Thai and Unicode collation algorithm differences
The collation algorithm used in a Thai Industrial Standard (TIS) TIS620-1 (code page 874) Thai database with the NLSCHAR collation option is similar, but not identical to, the collation algorithm used in a Unicode database with the locale-sensitive UCA-based collation option specifying the Thai locale attribute, such as CLDR181_LTH.
The differences are as follows:
- When sorting TIS620-1 data, each character only has one weight, and that weight is used to compare with the weight of another character during collation. When sorting Unicode data, each character has several weights, and all the weights of that character can be used during collation.

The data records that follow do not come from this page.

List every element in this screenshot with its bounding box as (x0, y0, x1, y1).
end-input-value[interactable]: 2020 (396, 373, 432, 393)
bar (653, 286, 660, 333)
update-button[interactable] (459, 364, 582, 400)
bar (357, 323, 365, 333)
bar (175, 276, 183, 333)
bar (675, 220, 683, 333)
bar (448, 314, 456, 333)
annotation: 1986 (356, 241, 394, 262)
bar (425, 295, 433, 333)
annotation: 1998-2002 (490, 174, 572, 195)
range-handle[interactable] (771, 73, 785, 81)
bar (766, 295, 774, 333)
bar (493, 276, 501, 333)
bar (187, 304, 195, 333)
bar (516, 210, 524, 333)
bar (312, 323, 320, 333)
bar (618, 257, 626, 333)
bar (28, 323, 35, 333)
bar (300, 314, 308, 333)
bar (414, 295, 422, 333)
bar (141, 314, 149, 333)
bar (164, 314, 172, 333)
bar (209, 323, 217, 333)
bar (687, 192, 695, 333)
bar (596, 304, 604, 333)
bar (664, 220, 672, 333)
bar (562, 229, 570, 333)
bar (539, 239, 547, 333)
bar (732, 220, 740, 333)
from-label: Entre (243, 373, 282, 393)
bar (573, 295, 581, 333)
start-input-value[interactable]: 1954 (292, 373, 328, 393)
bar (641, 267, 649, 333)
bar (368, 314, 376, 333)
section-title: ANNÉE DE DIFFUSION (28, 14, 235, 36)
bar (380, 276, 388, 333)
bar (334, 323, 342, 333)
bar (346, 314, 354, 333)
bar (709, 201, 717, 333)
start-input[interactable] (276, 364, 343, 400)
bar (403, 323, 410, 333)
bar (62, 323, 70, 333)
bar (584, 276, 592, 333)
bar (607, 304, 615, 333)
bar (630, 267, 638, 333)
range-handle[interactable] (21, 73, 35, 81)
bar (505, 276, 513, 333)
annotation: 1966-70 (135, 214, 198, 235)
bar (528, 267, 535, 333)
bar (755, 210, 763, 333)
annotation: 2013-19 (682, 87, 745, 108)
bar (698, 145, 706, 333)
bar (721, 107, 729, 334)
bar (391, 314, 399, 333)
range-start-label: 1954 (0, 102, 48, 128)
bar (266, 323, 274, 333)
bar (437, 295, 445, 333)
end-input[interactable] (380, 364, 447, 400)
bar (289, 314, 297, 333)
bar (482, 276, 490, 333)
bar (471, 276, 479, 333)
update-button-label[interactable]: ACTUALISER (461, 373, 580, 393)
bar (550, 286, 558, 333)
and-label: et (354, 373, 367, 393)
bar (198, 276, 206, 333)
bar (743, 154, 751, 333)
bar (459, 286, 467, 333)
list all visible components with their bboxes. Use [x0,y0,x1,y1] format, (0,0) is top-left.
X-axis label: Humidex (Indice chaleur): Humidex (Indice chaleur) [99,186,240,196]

- When sorting TIS620-1 data, the space character X'20', hyphen character X'2D', and full stop character X'2E' all have smaller weights than all the Thai characters. When sorting Unicode data, however, those three characters are considered as punctuation marks; and are used for comparison only when all other characters in the two strings being compared are equal.
- The Paiyannoi character X'CF' and the Maiyamok character X'E6' in a TIS620-1 database are treated as punctuation marks when they follow other Thai characters, and as normal characters, with their own weights, when they appear at the beginning of a string. The same two characters in a Unicode database, U+0E2F and U+0E46, are always treated as punctuation marks, and are used for comparison when all other characters in the two strings being compared are equal.
More information about Thai characters can be found in the Southeast Asian Scripts chapter of The Unicode Standard book.